Raewyn Martyn is Pākehā (Scottish, Irish & English), and was born in Ōamaru. She is an artist and teacher, currently working as a lecturer of painting at Ilam School of Fine Arts, University of Canterbury, in Ōtautahi Christchurch. Her exhibition practice involves gallery and site-based work made in Aotearoa and internationally. She likes to think about the histories and futures of the places and sites where painting happens, and also how paintings can change through time. As part of Listening Stone Jumping Rocks (2021), her work Greywacke love poems: returns (2019-2021) involved materials like bacterial polyester, a biopolymer that has capacity for ‘shape memory’ and reconfigures to past forms when triggered by heat.
Dr Mike Ross (Ngāti Hauā) is Head of School at Te Kawa a Māui, Te Herenga Waka—Victoria University of Wellington. His research interests include whānau and hapū development, iwi governance, Māori history, language and customs. In 2021 he was jointly awarded the 'Booksellers' Choice Award' at the Aotearoa Book Industry Awards with his co-authors for the BWB publication Imagining Decolonisation.
Taarn Scott is an artist from Ōtepoti, based in Tāmaki Makaurau, New Zealand. Their practice is multidisciplinary, exploring ceramic sculpture, the environment and ornamentation.
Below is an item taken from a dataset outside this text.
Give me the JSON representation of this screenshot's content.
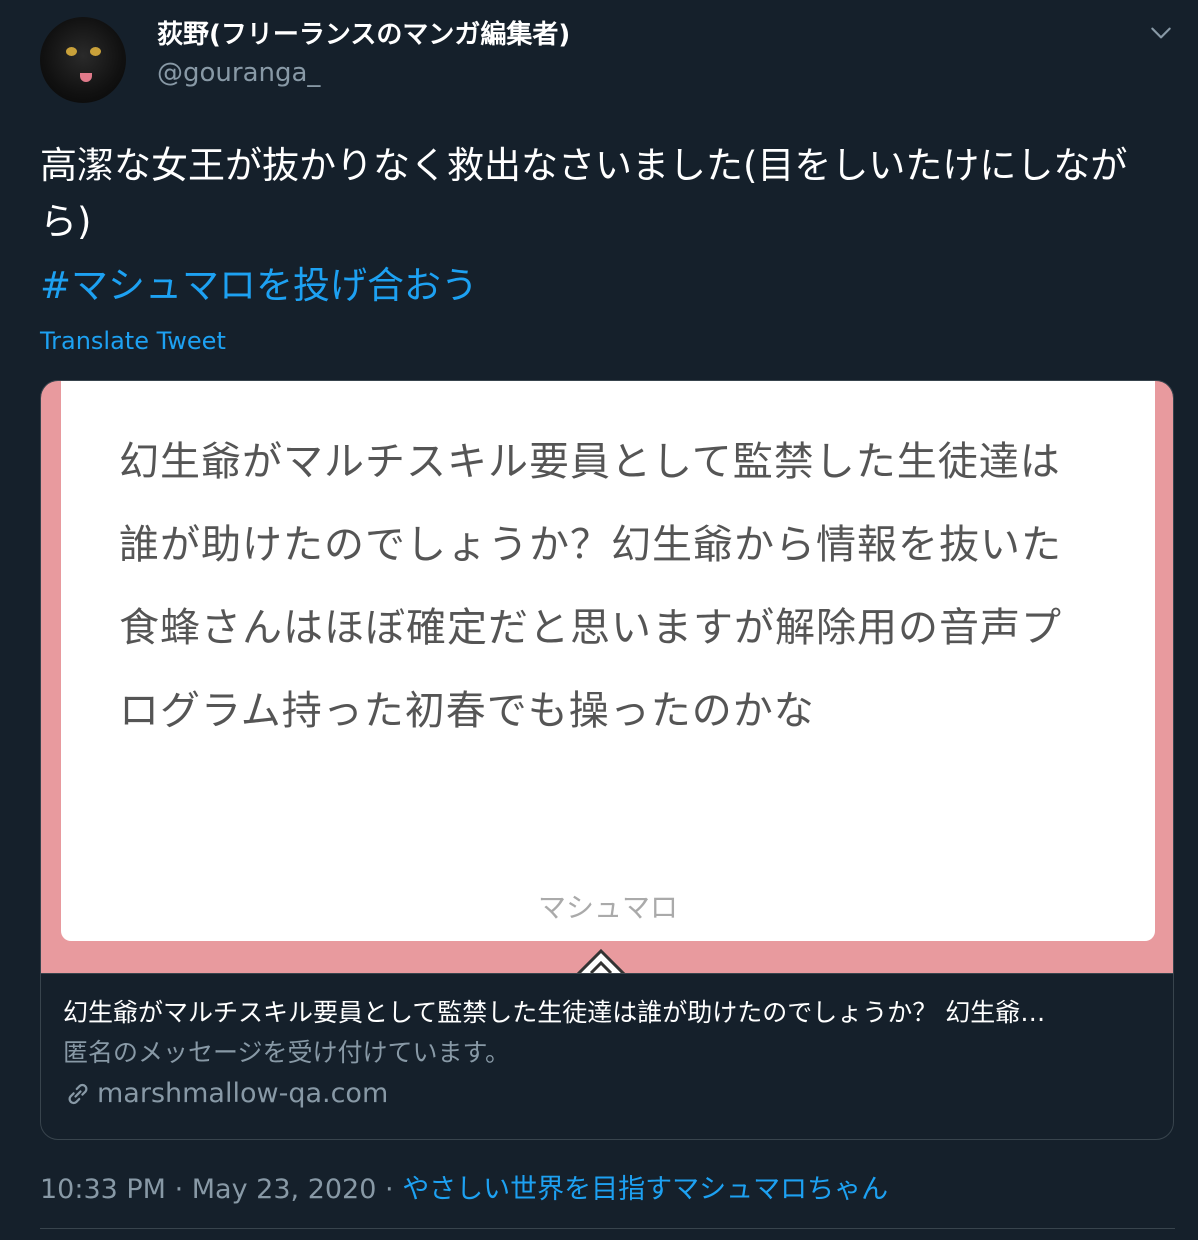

They are currently researching ngaro huruhuru, honey bees and making hanging candles. Recent exhibitions include Pieces Spaces Species at the Blue Oyster Art Project Space and Ngā hau o Tāwhirimātea, a collaboration with Hana Pera Aoake at Enjoy Contemporary Art Space in 2023. They collaborated on a series of exhibitions with Aoake and Wesley John Fourie in 2022, exhibiting Invasive Weeds with The Physics Room, The Future of Dirt with RM Gallery and An Endless Sky of Honey with Meanwhile Project Space.